Revan, untuk menuju kampus hanya butuh menempuh dua kilometer saja. Pun ia anak orang berada. Sementara aku, tujuh ratus kilometer kampung halamanku demi pendidikan ini. Keluargaku di rumah, buruh tani saja.
*
Kini, dengan suatu pemikiran baru, hasil seharian begadang, aku bermetamorfosa jadi manusia sederhana sekarang. Sederhana membuat hidup lebih bahagia, kata mutiara itu kutemukan di internet. Klise. Kucatat hasil kontemplasiku dalam catatan yang kutulis tangan. Kutempel di tembok kos pengap yang sudah kutinggali dua tahun.
Pertama, jika kau berpikir bahwa kita bisa hidup sejahtera saling beriringan, jawabannya itu hanya utopi. Tidak masuk akal. Jika kau percaya Tuhan misalnya, ia telah menciptakan manusia dengan akal. Apa yang kita buru, yang kita makan, yang menjadi kepentingan kita, terbatas jumlahnya. Manusia, milyaran. Kau tidak bisa berharap banyak kau bisa melalui hidupmu tanpa bersitegang dengan manusia lain. Apalagi hal-hal yang berbau politik. Ah, politik itu, kotor sekali rupanya.

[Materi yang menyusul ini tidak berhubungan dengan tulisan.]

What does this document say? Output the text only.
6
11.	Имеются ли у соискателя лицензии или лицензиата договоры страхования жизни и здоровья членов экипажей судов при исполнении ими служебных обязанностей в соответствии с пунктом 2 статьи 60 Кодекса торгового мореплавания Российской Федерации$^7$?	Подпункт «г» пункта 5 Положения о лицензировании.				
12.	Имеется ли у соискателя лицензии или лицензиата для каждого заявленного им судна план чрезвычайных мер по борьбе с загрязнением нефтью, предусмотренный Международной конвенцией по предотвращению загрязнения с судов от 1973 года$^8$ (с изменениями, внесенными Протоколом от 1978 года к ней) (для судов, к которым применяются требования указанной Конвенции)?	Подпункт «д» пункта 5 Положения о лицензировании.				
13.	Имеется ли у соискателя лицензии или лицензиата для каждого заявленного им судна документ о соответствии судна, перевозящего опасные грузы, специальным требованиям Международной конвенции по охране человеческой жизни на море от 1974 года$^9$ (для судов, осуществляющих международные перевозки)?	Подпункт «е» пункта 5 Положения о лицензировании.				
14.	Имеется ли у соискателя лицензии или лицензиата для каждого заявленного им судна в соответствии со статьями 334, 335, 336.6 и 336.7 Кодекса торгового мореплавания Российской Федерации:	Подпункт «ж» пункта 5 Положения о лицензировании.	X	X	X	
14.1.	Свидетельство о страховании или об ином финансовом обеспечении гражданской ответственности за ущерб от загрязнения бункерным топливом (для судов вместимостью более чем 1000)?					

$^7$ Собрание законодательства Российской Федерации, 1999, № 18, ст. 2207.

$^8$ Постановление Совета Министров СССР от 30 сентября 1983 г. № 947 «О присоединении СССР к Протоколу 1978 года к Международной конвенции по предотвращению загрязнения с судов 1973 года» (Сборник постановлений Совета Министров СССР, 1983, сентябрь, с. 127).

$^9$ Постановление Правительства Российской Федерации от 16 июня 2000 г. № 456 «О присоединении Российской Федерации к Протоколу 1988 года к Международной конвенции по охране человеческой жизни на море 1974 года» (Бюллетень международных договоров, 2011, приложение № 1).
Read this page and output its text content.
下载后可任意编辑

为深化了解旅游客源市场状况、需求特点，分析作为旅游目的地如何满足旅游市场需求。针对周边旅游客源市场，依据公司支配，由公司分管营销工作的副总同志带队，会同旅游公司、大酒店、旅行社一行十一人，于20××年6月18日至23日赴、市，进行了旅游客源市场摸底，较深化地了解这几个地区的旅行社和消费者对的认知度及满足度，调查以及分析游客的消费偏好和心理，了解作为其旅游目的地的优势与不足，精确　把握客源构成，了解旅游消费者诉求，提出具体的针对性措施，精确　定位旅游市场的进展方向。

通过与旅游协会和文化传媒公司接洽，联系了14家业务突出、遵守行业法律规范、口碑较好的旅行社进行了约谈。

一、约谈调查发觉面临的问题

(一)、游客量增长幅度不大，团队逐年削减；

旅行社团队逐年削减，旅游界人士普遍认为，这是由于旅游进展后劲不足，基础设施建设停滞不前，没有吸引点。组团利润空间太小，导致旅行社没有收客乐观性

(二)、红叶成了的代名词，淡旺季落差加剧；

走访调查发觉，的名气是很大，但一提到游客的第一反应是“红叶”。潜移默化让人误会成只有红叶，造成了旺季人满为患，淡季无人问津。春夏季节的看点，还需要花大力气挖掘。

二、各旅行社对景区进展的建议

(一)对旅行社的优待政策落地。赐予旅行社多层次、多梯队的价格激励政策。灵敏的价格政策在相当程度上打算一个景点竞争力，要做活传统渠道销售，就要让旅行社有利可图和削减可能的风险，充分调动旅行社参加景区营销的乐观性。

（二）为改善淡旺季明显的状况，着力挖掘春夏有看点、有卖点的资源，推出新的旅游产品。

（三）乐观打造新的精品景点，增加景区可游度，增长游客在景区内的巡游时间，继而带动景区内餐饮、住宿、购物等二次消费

Kedua, aku tak ingin menghabiskan waktuku untuk memikirkan segala sesuatu berhubungan dengan politik. Titik. Tanpa koma. Maka kuturuti saja ucapan pemimpinku yang cerdas, “Kerja. Kerja. Kerja.” Terdengar sangat kiri sekali ucapannya. Meski segala sesuatu adalah keputusan politik, tapi biarlah oranglain yang memikirkan. Aku akan jadi orang sederhana. Maka pajakku tak terlalu besar. Usaha yang kusiapkan nanti saat lulus tak perlu kena dampak krisis global karena kubuat berasaskan ekonomi kerakyatan.
Ketiga, sampai dunia ini berakhir, kita hanya akan berkonflik satu sama lain. Maka, tak perlu kusaksikan lagi debat capres – cawapres, politisi menampilkan opini, adu urat leher, para analis berargumen, para wartawan menggodok berita dan memberinya judul bombastis. Tak perlu lagi kusaksikan di televisi, kusaksikan langsung di kantor kabupaten, kudengar di radio, kusimak di warung-warung kopi, tak perlu. Nirmanfaat. Setidaknya buatku. Hal-hal seperti itu hanya buang-buang waktu saja.

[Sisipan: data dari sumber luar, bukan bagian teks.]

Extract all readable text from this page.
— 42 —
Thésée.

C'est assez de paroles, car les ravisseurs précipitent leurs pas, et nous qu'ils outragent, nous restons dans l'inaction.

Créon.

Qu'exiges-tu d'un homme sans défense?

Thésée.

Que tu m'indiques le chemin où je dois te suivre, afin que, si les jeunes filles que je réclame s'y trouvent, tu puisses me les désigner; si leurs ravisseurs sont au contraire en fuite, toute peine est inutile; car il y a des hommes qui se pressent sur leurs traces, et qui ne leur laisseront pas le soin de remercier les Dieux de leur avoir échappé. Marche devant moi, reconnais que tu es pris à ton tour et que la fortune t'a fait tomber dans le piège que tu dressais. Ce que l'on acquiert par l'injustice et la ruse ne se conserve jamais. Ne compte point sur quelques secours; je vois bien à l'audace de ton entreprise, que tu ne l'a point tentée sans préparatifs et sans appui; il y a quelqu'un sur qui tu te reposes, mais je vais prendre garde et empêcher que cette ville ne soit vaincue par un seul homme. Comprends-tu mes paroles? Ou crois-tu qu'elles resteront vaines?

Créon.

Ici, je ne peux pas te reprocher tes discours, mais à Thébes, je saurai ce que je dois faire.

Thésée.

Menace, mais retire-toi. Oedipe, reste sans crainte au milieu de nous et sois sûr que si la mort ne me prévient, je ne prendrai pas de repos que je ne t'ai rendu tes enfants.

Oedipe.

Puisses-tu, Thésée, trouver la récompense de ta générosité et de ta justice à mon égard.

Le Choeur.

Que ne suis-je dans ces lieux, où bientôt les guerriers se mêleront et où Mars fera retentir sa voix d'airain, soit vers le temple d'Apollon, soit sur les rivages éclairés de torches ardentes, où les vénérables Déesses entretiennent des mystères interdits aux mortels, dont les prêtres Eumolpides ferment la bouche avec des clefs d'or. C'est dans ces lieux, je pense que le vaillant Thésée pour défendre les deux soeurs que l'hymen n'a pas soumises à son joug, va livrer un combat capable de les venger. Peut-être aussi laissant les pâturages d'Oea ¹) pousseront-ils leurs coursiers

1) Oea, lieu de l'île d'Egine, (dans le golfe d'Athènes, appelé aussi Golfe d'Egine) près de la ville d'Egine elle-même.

“Kesimpulannya, para politisi bertujuan baik untuk membangun negeri ini.”
*
Malam ini, aku memutar lagu “Imagine” yang dikarang John Lennon yang terkenal itu. Meski lagu itu hanya karya karangan saja, tak kukira seseorang bisa berandai-andai sedemikian jauhnya. Mungkin banyak yang berandai sama dengan yang diandaikan John Lennon. Kubaca di internet berita dunia hari ini; Donald Trump memindahkan kedutaan AS di Israel dari Tel Aviv ke Jerusalem, ISIS di Suriah, hulu ledak nuklir di Korea Utara, LGBT yang mulai diterima dunia internasional, Artificial Intelligent yang mengancam manusia, Brexit di Uni Eropa. Dalam negeri, telah bosan kusimak kasus korupsi megaproyek kartu tanda penduduk elektronik.
“Sisakan waktumu untuk memikirkan dirimu sendiri. Tak semua hal boleh jadi beban pikiranmu,” ucap dosenku mengakhiri kuliahnya siang tadi.
Kuturuti saja. Aku tidur tenang malam ini.